Caldera Volution Managera to ogłoszony przez firmę Caldera International Inc. nowy plan rozwoju, który uwzględnia obsługę platform najczęściej spotykanych w środowiskach sieci heterogenicznych małych i średnich firm oraz oddziałów dużych korporacji.
Volution Manager jest bezpiecznym, internetowym rozwiązaniem do zarządzania systemami, a jego rozszerzona wersja obejmuje zarządzanie następującymi platformami: Windows, AIX, HP-UX, Solaris, IBM eServer zSeries, terminale sprzedaży oraz urządzenia bezprzewodowe i przenośne.
Już na czerwiec planowane będzie udostępnienie w sieci pierwszych, jeszcze wczesnych wersji programu Volution Managera obsługującego systemy Solaris i IBM e-serwer. Wersja obsługujące Windows dostępne będą jesienią tego roku.

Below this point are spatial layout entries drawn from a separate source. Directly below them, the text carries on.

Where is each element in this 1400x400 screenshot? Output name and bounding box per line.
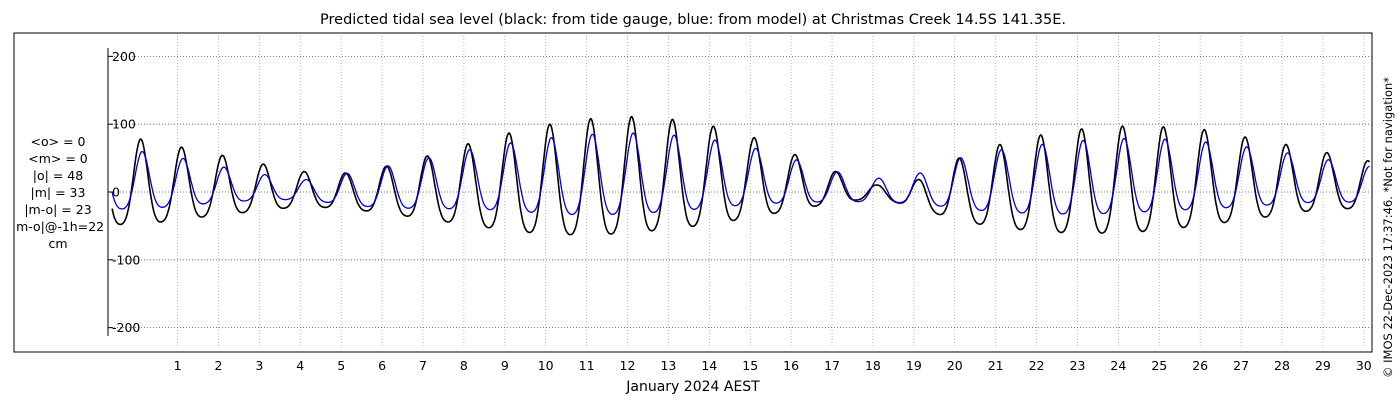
x-tick-label: 2 xyxy=(214,358,222,373)
grid-lines xyxy=(108,36,1372,348)
x-tick-label: 23 xyxy=(1070,358,1086,373)
chart-title: Predicted tidal sea level (black: from t… xyxy=(320,12,1066,28)
y-tick-label: 0 xyxy=(112,185,120,200)
x-tick-label: 3 xyxy=(255,358,263,373)
x-tick-label: 28 xyxy=(1274,358,1290,373)
stats-panel: <o> = 0 <m> = 0 |o| = 48 |m| = 33 |m-o| … xyxy=(12,134,104,251)
outer-frame xyxy=(13,32,1373,353)
x-axis-label: January 2024 AEST xyxy=(625,379,760,395)
x-tick-label: 1 xyxy=(174,358,182,373)
x-tick-label: 21 xyxy=(988,358,1004,373)
x-tick-label: 18 xyxy=(865,358,881,373)
stat-mean-observed: <o> = 0 xyxy=(31,134,86,149)
x-tick-label: 14 xyxy=(701,358,717,373)
x-tick-label: 19 xyxy=(906,358,922,373)
series-model-line xyxy=(111,132,1370,216)
x-tick-label: 11 xyxy=(579,358,595,373)
x-tick-label: 6 xyxy=(378,358,386,373)
y-tick-label: 100 xyxy=(112,117,136,132)
y-tick-label: -200 xyxy=(112,320,140,335)
stat-mean-model: <m> = 0 xyxy=(28,151,88,166)
x-tick-label: 25 xyxy=(1151,358,1167,373)
x-tick-label: 29 xyxy=(1315,358,1331,373)
x-tick-label: 16 xyxy=(783,358,799,373)
x-tick-label: 27 xyxy=(1233,358,1249,373)
stat-abs-model: |m| = 33 xyxy=(31,185,86,200)
stat-abs-diff: |m-o| = 23 xyxy=(24,202,91,217)
stat-abs-diff-lag: |m-o|@-1h=22 xyxy=(12,219,104,234)
stat-unit: cm xyxy=(48,236,67,251)
x-tick-label: 7 xyxy=(419,358,427,373)
stat-abs-observed: |o| = 48 xyxy=(33,168,83,183)
x-tick-label: 15 xyxy=(742,358,758,373)
x-tick-label: 5 xyxy=(337,358,345,373)
x-tick-label: 17 xyxy=(824,358,840,373)
x-tick-label: 22 xyxy=(1029,358,1045,373)
x-tick-label: 20 xyxy=(947,358,963,373)
y-tick-label: 200 xyxy=(112,49,136,64)
x-tick-label: 9 xyxy=(501,358,509,373)
y-tick-label: -100 xyxy=(112,252,140,267)
x-tick-label: 12 xyxy=(620,358,636,373)
credit-text: © IMOS 22-Dec-2023 17:37:46. *Not for na… xyxy=(1381,77,1395,378)
x-tick-label: 26 xyxy=(1192,358,1208,373)
x-tick-label: 8 xyxy=(460,358,468,373)
axes xyxy=(107,48,113,336)
x-tick-label: 10 xyxy=(538,358,554,373)
x-tick-label: 13 xyxy=(660,358,676,373)
series-tide-gauge-line xyxy=(111,115,1371,236)
series-lines xyxy=(111,115,1371,236)
x-tick-label: 30 xyxy=(1356,358,1372,373)
x-tick-label: 24 xyxy=(1110,358,1126,373)
x-tick-label: 4 xyxy=(296,358,304,373)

Jakie daje możliwości rozszerzenie platformy obsługiwanej przez Volution Managera? Przede wszystkim oznacza dla administratora systemu IT w przedsiębiorstwie ułatwienie rozsyłania oprogramowania i pozwala je łatwo zdalnie aktualizować w wielu miejscach oraz na wielu platformach. Dla partnerów Caldery, czyli sprzedawców oprogramowania i rozwiązań IT poszerzenie platformy daje bardzo oczekiwaną przez nich obsługę Windows, pozwala na zarządzanie środowiskami klientów i pozwala rozszerzyć zakres świadczonych usług. Dla klientów zarządzających punktami sprzedaży, urządzeniami bezprzewodowymi i przenośnymi, Volution Manager stanowi narzędzie, które pozwala rozesłać oprogramowanie do tysięcy urządzeń pracujących w oddalonych od siebie miejscach, pomagając w szybkim ujednoliceniu systemu.
„Decyzja Caldery, by wyjść z obsługą Volution Managera poza systemy Linux i Caldera UNIX w stronę środowisk heterogenicznych wypłynęła z próśb naszych klientów. Docenili oni Volution Managera i chcą go używać do zarządzania wszystkimi systemami i aplikacjami jakie mają w swoich sieciach” – powiedział Drew Spencer, dyrektor ds. technicznych w Caldera International.
„Wkrótce Volution Manager stanie się synonimem wysyłania aktualizacji do tysięcy terminali sprzedaży lub zarządzania wielostanowiskową i wieloplatformową siecią”.
„Jako dostawcy rozwiązań stanęliśmy przed narastającym problemem pomocy naszym klientom w zarządzaniu różnymi platformami sprzętowymi i systemowymi” – powiedział Deepak Thadani, prezes SysIntegrators LLC.
„Nasi klienci potrzebują dokładnie takiego rozwiązania, jakie tworzy Caldera. Przez włączenie do obsługi Volution Managera systemu Windows i największych platform uniksowych oraz urządzeń przenośnych i bezprzewodowych, Caldera zapewnia niezwykle potrzebne rozwiązanie do stabilnego i prostego zarządzania IT oraz zapewnienia bezpieczeństwa”.